17 Kasım 2016 Perşembe

ARTIK BİR ARAYA GELİP ÇÖZÜM YOLU BULMALIYIZ

Geçen hafta yazı yazmak içimden gelmedi.
Bu hafta da öyle ama yaşananlara karşı durmak da en insani ve devrimci görevim.
Çok hızlı geçen ve tarihe kara harflerle yazılacak günlerden geçiyoruz. Gelin haftaya hızlıca bir bakalım, memleketin manzar-i umumisini çıkaralım beraber.
Bu haftaya Cumhuriyet Gazetesi baskınları ile uyandık.

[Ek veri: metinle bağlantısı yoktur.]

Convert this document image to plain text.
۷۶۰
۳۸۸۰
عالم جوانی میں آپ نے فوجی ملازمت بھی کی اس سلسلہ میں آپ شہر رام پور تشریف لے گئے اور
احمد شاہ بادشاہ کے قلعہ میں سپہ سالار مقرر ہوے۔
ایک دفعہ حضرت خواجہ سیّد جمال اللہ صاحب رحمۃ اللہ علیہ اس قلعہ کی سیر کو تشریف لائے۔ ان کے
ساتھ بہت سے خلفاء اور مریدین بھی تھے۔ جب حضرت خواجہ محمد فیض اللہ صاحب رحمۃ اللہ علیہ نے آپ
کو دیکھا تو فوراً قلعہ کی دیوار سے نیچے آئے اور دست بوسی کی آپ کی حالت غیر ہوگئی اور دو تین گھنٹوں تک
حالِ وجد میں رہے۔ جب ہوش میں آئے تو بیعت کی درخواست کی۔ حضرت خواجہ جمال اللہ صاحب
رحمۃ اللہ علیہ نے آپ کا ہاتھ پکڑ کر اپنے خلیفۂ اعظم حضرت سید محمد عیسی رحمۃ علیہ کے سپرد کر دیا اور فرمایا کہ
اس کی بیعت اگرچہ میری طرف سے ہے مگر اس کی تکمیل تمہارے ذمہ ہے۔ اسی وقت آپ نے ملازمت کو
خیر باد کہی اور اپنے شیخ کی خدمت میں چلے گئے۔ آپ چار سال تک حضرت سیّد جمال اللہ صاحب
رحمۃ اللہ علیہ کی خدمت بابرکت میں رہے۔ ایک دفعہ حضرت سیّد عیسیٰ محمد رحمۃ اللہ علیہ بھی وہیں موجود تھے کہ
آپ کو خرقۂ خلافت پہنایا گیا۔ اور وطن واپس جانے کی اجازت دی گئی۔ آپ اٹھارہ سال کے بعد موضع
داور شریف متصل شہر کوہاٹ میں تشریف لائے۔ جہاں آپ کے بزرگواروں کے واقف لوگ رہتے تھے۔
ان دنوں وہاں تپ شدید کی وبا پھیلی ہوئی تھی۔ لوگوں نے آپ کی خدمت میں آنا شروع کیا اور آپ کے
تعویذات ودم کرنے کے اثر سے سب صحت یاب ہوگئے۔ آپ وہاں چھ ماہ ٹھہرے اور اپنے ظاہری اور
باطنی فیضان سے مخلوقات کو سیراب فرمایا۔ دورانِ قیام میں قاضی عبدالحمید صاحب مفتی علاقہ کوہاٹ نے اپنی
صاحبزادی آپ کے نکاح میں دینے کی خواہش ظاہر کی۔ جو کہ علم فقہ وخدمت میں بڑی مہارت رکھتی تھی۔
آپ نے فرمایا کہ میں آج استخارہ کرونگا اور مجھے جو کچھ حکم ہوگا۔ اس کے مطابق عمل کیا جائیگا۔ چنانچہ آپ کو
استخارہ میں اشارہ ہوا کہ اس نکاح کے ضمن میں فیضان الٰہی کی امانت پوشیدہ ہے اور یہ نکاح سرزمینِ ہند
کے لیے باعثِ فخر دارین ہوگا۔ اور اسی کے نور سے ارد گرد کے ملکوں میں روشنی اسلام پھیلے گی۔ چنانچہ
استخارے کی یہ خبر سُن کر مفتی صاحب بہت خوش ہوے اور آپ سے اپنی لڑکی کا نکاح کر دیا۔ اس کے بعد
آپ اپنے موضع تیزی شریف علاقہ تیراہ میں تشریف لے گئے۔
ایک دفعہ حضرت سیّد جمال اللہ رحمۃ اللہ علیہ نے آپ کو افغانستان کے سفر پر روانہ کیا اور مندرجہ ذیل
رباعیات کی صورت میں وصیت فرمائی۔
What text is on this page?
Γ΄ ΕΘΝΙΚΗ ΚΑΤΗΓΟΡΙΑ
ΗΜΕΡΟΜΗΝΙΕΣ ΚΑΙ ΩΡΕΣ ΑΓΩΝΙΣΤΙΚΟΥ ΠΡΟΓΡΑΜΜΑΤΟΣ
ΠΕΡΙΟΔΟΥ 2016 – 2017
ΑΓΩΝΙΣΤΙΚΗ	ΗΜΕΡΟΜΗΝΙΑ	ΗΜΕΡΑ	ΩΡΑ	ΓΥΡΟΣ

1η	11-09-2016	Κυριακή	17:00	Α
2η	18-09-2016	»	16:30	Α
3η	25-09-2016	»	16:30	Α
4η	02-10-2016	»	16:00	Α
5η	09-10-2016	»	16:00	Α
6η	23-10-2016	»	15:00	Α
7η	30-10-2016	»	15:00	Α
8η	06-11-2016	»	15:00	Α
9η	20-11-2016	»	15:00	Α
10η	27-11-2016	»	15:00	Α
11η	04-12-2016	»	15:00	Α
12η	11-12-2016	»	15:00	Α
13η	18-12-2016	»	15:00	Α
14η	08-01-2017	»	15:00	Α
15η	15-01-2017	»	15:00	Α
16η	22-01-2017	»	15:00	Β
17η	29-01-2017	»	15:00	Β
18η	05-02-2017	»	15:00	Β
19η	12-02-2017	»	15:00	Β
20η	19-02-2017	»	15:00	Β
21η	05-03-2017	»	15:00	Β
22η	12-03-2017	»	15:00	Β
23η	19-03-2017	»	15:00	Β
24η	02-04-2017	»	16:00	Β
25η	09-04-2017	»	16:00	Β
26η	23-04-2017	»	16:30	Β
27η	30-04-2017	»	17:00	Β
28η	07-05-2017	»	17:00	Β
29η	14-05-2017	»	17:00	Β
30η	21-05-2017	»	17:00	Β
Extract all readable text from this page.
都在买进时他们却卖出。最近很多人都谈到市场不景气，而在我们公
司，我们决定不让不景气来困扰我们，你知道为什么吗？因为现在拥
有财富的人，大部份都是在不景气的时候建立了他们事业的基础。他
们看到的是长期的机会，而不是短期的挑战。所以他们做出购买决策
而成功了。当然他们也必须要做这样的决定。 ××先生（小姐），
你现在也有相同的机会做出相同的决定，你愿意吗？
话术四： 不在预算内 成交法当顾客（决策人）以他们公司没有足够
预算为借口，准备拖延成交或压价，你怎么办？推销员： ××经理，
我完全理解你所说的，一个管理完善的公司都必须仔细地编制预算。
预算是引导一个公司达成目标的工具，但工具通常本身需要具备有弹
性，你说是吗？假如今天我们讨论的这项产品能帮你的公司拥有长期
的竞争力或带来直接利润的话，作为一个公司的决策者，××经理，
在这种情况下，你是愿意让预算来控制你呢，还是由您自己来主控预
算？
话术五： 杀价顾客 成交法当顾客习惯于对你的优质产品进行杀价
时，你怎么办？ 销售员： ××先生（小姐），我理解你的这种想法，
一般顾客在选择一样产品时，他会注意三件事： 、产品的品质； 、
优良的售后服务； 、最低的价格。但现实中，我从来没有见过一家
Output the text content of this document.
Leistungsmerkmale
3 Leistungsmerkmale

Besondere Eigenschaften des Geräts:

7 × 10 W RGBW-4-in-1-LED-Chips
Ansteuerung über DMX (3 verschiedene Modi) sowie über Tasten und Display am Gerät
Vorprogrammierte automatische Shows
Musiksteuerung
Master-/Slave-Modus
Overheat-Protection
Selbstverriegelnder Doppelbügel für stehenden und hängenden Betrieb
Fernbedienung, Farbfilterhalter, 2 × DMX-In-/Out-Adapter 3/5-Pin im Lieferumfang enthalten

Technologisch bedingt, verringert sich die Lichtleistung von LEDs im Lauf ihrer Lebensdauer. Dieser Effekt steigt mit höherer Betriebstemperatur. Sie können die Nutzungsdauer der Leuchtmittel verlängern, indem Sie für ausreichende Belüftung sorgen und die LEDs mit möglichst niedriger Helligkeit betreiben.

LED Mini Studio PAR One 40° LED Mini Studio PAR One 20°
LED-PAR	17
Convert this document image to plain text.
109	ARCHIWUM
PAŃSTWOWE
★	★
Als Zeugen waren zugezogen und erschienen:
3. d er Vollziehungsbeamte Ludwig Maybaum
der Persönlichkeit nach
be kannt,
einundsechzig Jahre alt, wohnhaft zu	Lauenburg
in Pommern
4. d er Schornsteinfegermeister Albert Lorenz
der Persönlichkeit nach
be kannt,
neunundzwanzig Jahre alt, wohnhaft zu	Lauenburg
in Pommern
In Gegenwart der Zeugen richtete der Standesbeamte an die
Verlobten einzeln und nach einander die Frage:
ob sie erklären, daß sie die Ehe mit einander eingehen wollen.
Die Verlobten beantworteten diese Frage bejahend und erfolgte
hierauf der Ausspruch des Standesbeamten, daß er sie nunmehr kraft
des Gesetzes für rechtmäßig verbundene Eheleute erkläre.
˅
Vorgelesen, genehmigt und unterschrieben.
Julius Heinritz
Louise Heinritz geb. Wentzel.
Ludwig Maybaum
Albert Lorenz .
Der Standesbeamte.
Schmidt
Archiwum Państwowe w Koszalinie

Ondan önce bir iki kanun üstünde (hükmünde ama artık üstünde) kararname yayınlandı. Bu kararname ile on binlerce insan yineişinden edildi. İşten atılan kamu emekçisi sayısı nerdeyse 12 Eylül askeri darbesinin dört katına yaklaştı. Rektörlük seçimleri çok saçma bir gerekçe ile kaldırılarak sürekli kandırılan tek adama bırakıldı.
CHP Genel Başkan Yardımcısı ayağından vuruldu.
Diyarbakır Büyükşehir Belediye Başkanı tutuklandı.
Cumhuriyet Bayramı kutlamaları yapılmasın diye memleketin başkenti belediye kamyonlarıyla işgal edildi.
Yine birçok şehit verildi ama haberlerde kısaca değinilip geçildi. Ülke bu ölüm haberlerine alıştırıldı.
Şortla otobüse bindi diye bir kadına tekme atan yaratık birkaç kez serbest bırakıldı.(Bu arada yargıya güvende bu gibi nedenlerle sıfırın altına inmiş durumda.)
Bunlar kısaca aklıma gelenler. Biliyorum sizler de yaşananlara birçok şey ekleyebilirsiniz.
Yukarıda kısaca yazılanlara bakarak bile 15 Temmuz başarısız darbe girişimi sonrasında ülkenin hızla uçuruma doğru sürüklendiğini görebiliriz.
Ülke uçuruma sürüklenirken biz neler yapıyoruz diye düşünüp şapkamızı önümüze koyma zamanımız gelip de geçiyor.
Evet, hepimiz ülkenin ve çocuklarımızın geleceği için umutsuzluğa kapılıyoruz.
Bize umut olacak örgütlerimiz tam bir örgütsüzlük içindeler. Sendikalarımızın, partilerimizin, odalarımızın durumu hepimizin gözleri önünde…
Artık haftada bir gün muhalefet partisi liderlerinin basın toplantısı kıvamındaki grup toplantılarından da iyice sıkıldık. Lafla peynir ekmek gemisinin yürümediğinin de farkındayız.
Bertolt Brecht’in çok ünlü bir sözü geldi aklıma “Faşizme karşı birleşmeyenler, faşizmin zindanlarında birleşirler”. Kürt- Türk, Alevi-Sünni demeden bir araya gelip bir çözüm yolu bulmak için zamanımız hızla azalıyor.
Ben Namık Kemal’in şu dizelerini yazdığı karanlık günlere benzer günlerdeyiz diye düşünüyorum: “Vatanın bağrına düşman dayadı hançerini/Yok mudur kurtaracak bahtı kara maderini…”
Ama Namık Kemal’in dizelerini değiştirerek şu sözü söyleyen: “Vatanın bağrına düşman dayasın hançerini/Bulunur kurtaracak bahtı kara maderini.” Mustafa Kemal’in çıktığı bu topraklarda yine bu köklerden gelenlerin bu gidişe dur diyeceği günleri de umutla bekliyorum.